Dr. Monsour, 84, one of four founding (and often infighting) brothers of the scandal-plagued Monsour Medical Center, died Monday at his Jeannette home. The irascible one-time hospital CEO lived to see the family dream of a functioning hospital become a dysfunctional public nightmare. It was a textbook tutorial in how not to run a hospital.
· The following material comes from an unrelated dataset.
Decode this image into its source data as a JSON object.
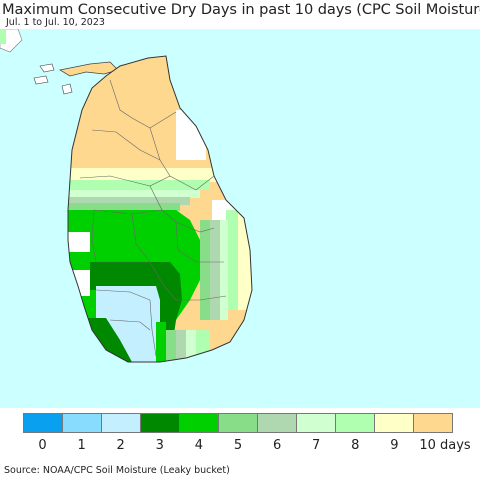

Mired in financial problems, the Monsour Medical Center closed in 2006 after flunking various state inspections. And when its board and last CEO, Michael Monsour, finally turned off the lights, the family walked away from a towering dump of hazardous medical waste and scattered patient files which, by law, should have been secured.

The hospital fiasco is one chapter in “Dr. Bill's” medical career, which includes an indictment for Medicare fraud and a lawsuit over money allegedly diverted from a health insurance company he founded.

And still unresolved is the disposition of the decaying medical center, at a demolition cost of up to $2 million. If the Monsour family wants to do something positive in William Monsour's memory, it would raze the crumbling edifice that's become synonymous with him and the legacy he left behind.